¹⁸

125 17 15
                                    

sa
yoktum
hâlâ yokum
ama
öyle işte

--------------

"Nerde kaldınız siz!?"
"Saat kaç oldu!"

Annesinin bu sinirli hâline Minho alışmıştı artık.Eskisi kadar kafasına takmıyordu.Annesi hâlâ azarlarken Babası söze girdi.

"Oğlum ile yemek yemeye gittik bunun nesine sinirlendin üstelik saat yedi?"

"Arıyorum ulaşamıyorum!Üstelik saatin yedi olması bir şey değiştirmez hâlâ daha geç Minho için."

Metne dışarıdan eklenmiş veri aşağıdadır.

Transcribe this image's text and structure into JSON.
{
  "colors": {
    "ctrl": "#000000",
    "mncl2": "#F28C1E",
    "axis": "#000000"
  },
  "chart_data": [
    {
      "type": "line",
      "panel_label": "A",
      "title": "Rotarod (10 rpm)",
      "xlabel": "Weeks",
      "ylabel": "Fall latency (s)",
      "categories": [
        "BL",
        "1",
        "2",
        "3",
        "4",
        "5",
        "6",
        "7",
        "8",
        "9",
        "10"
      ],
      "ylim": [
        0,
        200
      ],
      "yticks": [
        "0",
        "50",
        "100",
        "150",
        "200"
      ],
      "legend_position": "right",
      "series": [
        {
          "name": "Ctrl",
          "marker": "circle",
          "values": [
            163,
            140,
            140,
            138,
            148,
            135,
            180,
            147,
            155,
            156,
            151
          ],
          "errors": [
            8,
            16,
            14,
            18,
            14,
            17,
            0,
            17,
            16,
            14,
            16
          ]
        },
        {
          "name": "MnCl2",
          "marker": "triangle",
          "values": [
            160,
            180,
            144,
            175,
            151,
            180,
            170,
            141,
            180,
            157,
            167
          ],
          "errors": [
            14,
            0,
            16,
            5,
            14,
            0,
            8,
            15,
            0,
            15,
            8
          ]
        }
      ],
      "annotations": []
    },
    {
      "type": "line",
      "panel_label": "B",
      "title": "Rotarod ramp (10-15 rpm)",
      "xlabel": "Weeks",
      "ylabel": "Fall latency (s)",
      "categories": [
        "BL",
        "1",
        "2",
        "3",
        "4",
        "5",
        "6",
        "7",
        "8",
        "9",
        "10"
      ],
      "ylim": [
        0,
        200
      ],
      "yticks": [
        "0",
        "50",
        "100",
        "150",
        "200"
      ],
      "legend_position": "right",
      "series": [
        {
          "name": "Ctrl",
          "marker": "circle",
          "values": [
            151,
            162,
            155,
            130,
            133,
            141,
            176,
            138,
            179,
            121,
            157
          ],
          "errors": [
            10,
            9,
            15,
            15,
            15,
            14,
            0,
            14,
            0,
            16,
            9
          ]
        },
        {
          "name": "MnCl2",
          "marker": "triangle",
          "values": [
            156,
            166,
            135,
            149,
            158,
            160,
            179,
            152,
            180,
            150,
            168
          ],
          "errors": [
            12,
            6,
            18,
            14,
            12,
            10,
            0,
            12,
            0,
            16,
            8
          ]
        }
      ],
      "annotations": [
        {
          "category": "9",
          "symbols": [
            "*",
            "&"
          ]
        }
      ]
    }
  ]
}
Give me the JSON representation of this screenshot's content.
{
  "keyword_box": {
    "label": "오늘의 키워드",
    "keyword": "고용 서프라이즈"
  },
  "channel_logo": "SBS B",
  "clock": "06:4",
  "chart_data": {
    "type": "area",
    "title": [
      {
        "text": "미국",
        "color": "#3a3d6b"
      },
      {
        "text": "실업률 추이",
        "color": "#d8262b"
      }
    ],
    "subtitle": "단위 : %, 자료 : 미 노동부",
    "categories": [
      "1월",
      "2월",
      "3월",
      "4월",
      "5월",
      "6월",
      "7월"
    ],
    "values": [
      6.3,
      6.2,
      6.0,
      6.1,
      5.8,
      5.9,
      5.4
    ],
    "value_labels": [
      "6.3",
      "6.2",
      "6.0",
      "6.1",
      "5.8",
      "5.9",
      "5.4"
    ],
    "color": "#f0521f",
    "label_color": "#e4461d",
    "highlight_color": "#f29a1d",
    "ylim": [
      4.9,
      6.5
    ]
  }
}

"Minho bebek değil.Onu oyuncağın gibi kullanmaman gerektiğini kaç kere söyledim!"

"Onun hayatını önceden düzene sokmaya çalışıyorum.Minho git hazırlan.Minju ile buluşacaksın."

"ANNE İSTEMİYORUM O KIZI!"

"lafımı ikiletme Minh-"

Annesinin sözünü babası kesti.

"Git hazırlan Minho"

Minho babasının bu söylediğine çok şaşırmıştı.Çünkü genelde kendisinin yanında olan tek kişi babası olurdu.

"Ama baba"

"Hadi Minho Jisung seni beklio git hazırlan.Motoruda alabilirsin bugün."

Minho gülümsemesini genişletti ve hızla odasına çıktı.

"Bi dakika ne motoru ne Jisung'u.Minju bekliyor ama."

"Ben izin verdim ve konu kapandı."
Diyerek mutfağa gitti Bay Lee.

-

Son olarak parfümünü sıkıp kapıya ilerledi Minho.Kapınım kulbunu indirdi.Fakat kapı açılmamıştı.Kaşlarını çatarak bir kaç kere daha açmayı denedi.

Belli ki annesi kilitlenmişti kapısını.Her zaman yaptığı gibi.

Minho gözlerini devirerek balkonun kapısını açtı.Balkona dayalı olan merdiveni görünce gülümsedi.Babası da ona aşağıdan gülümseyerek bakıyordu.

Dikkatlice merdivenden aşağı indi ve babasına sarıldı.

"Thenk yu babo"

"Aynen ondan.Manyak karı kapının önünden ayrılmıyordu o yüzden açamadım.Neyse al bu anahtarı ama bak dikkatli kullan kafanı kırarım."

"Tamam tamam see you babaa"

"Sana da cu oğlum"

-----

Yaklaşık bi saattir Minho'yu bekliyordu Jisung.Telefonu çıkardı ve aradı.Ama meşgule almıştı.

"Niye gelmedin.."

"Jisung ne yapıyorsun burada?"

"Chan hyung! Minho'yu bekliyorum bir şey konuşacaktı ama hâlâ gelmedi.."
sonlara doğru sesi kısık çıkmıştı.

"bekle ben arayım belki annesinden dolayıdır.Vernon Jisung'un yanında durur musun hemen geliyorum!"

Jisung'un olduğu yerden biraz uzaklaşarak telefondan Minho'nun numarasına tıkladı ve kulağına götürdü.

Jisung uzaktan Chan'ı izliyordu.Yüz ifadesine göre anlamaya çalışacaktı.Tabi soğuktan üşüdüğü ve titrediğinin farkında değildi.Yanından gelen ses ile dikkatini Chan dan çekti ve kendisinden uzun çocuğa döndü.

"Üşüyor musun?"

"Ha şey yok ya çok değil"

Vernon ceketini çıkarıp Jisung'a giydirmişti.Jisung başta gerek yok desede çok üstelemedi ve teşekkür etti.